I slipped off my coat and scarf, my gloves and hat. She took everything from me, laying it all on top of a large wooden chair in the corner.
“Let’s go in here.” She gestured toward a room off the foyer and I followed her in. A heavy wooden table stood in the middle of the room covered with a sheet. A pillow rested on one end of the table, and a kitchen chair was set on the floor at the opposite end. The carved wooden table legs exposed beneath the sheet looked somehow obscene. On a wheeled tray next to the table lay a basin, a speculum, a long, thin metal rod, and a few other items I didn’t recognize. I’d heard about botched abortions done with coat hangers and was relieved that none were in sight.
“Take off your panties,” Edna said. “You can just unhook your stockings.”
“No coat hanger.” I smiled nervously, gesturing toward the wheeled tray.
“Oh, good heavens, no,” she said. “I’ve found this works perfectly.” She picked up the metal rod. “A bicycle spoke,” she said. “Does the job every time.”
A bicycle spoke.

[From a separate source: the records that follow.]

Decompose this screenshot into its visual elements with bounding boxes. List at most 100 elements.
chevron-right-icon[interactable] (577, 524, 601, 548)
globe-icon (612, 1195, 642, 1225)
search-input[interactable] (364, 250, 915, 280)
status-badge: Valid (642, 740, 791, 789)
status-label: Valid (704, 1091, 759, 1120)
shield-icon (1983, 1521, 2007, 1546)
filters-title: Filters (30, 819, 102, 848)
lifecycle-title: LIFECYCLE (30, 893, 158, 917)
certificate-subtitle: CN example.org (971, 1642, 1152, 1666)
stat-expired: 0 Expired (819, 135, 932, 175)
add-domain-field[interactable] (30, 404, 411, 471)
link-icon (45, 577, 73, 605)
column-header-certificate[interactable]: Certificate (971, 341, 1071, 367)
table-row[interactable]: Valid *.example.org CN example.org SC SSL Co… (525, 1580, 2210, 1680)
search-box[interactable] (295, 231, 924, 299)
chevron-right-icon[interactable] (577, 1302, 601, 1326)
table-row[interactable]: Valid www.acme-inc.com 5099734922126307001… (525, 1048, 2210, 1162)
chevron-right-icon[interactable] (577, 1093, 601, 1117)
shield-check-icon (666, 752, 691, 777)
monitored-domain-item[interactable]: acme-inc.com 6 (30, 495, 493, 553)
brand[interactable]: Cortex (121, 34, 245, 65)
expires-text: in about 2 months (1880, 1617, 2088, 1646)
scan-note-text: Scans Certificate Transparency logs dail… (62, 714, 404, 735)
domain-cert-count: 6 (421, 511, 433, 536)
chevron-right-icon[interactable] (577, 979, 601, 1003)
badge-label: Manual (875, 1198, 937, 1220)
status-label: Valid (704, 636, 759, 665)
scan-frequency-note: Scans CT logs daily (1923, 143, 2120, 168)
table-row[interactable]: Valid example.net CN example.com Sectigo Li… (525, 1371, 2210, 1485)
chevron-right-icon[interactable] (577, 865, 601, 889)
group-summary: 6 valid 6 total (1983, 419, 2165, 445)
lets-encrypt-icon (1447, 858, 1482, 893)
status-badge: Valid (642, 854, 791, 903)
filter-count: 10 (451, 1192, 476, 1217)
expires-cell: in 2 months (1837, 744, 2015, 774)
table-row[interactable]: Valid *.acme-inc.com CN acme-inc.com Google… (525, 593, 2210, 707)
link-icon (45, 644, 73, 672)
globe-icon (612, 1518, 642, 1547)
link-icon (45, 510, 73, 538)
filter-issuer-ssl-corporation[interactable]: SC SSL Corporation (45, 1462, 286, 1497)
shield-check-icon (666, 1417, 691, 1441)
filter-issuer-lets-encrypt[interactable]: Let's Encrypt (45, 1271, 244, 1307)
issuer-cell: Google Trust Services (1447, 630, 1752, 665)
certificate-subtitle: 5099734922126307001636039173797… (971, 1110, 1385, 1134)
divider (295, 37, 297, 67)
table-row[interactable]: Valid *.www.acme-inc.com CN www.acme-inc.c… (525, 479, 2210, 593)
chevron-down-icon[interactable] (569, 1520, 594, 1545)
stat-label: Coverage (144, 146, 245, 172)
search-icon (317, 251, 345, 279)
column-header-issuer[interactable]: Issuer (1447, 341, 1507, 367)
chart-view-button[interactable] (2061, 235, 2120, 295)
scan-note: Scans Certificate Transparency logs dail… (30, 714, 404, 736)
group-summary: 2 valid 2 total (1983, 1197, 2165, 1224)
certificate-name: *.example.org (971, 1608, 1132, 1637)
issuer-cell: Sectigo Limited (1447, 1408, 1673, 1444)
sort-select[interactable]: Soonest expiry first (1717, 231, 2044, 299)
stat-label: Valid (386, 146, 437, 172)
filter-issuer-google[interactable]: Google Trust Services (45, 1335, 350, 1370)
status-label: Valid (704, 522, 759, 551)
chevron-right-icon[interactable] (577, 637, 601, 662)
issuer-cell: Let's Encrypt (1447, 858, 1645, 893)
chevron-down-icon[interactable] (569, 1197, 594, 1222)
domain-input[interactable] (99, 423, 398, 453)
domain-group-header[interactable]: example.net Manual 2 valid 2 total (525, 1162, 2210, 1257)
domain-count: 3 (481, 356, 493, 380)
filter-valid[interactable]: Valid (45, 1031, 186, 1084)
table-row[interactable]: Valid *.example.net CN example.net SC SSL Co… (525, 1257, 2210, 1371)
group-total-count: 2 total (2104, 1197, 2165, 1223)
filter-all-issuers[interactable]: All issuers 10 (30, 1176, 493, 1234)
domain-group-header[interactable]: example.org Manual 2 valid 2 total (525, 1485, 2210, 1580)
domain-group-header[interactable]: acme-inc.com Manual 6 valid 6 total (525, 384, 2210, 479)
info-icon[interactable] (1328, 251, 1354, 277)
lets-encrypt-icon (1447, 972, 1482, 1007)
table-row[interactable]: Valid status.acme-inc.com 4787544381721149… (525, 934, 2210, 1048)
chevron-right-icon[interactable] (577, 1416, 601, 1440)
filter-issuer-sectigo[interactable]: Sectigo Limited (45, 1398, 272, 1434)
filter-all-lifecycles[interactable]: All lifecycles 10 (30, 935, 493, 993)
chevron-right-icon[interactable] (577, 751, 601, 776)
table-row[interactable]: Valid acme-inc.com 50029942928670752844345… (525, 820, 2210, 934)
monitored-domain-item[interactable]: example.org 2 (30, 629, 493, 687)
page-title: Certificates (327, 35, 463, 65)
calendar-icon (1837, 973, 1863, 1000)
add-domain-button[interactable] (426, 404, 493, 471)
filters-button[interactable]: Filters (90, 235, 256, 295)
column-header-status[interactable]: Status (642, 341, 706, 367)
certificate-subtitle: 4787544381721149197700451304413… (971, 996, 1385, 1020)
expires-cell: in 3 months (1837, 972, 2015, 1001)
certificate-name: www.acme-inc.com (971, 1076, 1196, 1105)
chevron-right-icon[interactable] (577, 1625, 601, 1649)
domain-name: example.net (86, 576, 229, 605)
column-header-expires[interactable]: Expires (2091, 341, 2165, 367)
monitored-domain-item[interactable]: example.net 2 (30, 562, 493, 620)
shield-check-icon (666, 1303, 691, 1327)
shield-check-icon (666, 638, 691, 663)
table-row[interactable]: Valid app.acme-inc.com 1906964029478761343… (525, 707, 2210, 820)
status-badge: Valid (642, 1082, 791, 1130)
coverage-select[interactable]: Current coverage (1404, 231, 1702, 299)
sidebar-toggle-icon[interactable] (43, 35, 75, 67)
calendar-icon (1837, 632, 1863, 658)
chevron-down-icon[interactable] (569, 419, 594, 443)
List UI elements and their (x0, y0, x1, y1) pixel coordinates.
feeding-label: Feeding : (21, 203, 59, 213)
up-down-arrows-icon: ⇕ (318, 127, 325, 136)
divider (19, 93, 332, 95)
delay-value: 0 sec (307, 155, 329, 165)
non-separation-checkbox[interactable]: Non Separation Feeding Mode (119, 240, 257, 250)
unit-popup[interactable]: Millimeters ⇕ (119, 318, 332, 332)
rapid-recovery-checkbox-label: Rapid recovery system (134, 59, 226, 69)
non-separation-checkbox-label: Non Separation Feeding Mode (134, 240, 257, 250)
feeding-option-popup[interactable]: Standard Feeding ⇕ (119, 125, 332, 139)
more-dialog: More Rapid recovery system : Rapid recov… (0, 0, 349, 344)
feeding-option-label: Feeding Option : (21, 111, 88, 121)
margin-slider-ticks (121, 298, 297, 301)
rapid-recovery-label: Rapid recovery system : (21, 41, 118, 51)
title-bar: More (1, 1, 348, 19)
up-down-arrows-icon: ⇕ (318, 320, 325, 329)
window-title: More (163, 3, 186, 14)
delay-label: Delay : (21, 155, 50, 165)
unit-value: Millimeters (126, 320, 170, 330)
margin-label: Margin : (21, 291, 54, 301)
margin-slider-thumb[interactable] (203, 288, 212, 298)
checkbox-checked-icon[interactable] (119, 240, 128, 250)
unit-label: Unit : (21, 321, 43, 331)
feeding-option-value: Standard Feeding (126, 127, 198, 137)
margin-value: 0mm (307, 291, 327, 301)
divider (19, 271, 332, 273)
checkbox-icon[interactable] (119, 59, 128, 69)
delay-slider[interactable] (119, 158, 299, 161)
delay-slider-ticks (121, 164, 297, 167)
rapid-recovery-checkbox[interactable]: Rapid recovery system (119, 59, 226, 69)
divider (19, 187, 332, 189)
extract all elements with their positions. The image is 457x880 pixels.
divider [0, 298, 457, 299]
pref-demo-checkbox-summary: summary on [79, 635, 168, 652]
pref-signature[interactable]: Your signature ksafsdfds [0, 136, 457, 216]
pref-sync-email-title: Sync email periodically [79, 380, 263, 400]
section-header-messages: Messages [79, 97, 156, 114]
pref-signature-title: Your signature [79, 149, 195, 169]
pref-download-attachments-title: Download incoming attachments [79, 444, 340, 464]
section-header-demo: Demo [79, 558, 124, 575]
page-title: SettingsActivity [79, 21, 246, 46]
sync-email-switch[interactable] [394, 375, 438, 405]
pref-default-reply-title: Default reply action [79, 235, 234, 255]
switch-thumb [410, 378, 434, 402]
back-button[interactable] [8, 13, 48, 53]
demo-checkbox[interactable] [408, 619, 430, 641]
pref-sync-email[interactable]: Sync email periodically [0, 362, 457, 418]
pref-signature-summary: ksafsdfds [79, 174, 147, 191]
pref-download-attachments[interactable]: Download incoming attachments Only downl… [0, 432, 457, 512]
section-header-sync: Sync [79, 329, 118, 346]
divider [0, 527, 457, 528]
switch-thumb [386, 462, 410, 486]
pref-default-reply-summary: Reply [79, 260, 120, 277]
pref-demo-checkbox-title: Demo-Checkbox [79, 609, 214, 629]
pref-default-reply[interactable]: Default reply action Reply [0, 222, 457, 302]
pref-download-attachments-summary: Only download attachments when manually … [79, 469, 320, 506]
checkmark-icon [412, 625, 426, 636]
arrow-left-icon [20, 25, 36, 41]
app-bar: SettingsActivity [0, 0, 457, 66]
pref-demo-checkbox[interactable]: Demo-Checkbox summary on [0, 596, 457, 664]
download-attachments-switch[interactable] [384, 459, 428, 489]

Good Lord. Had it been sterilized since the last time it was used? Shivering, I slipped off my shoes and panties, and she helped me climb onto the table, rock hard beneath the sheet. I tried to ignore the small brown stain on the pillowcase as I lay back on the table. It was cool in the room and my body trembled almost spasmodically.
“This will be over in a jiffy,” Edna said. “Now open your legs for me.” She sat down at the foot of the table as I bent my knees and spread my legs, my eyes on the stained plaster of the ceiling.
“There’s a good girl,” Edna said. “Now hold very still.”
I held my breath, waiting for the cramping to begin. On the plaster ceiling, as if by magic, I saw the image of my tiny, helpless, baby. He—I was certain it was a boy—was nestled inside my body—the body that was supposed to protect it and nurture it, not allow it to be pierced by a bicycle spoke. Gasping, I sat up quickly, pulling away from Edna and her tools. She was wide-eyed, her mouth a small, surprised O.
“I haven’t even touched you yet,” she said.
“I can’t do this,” I said, my hand on my flat belly. “I just can’t!” I was suddenly crying.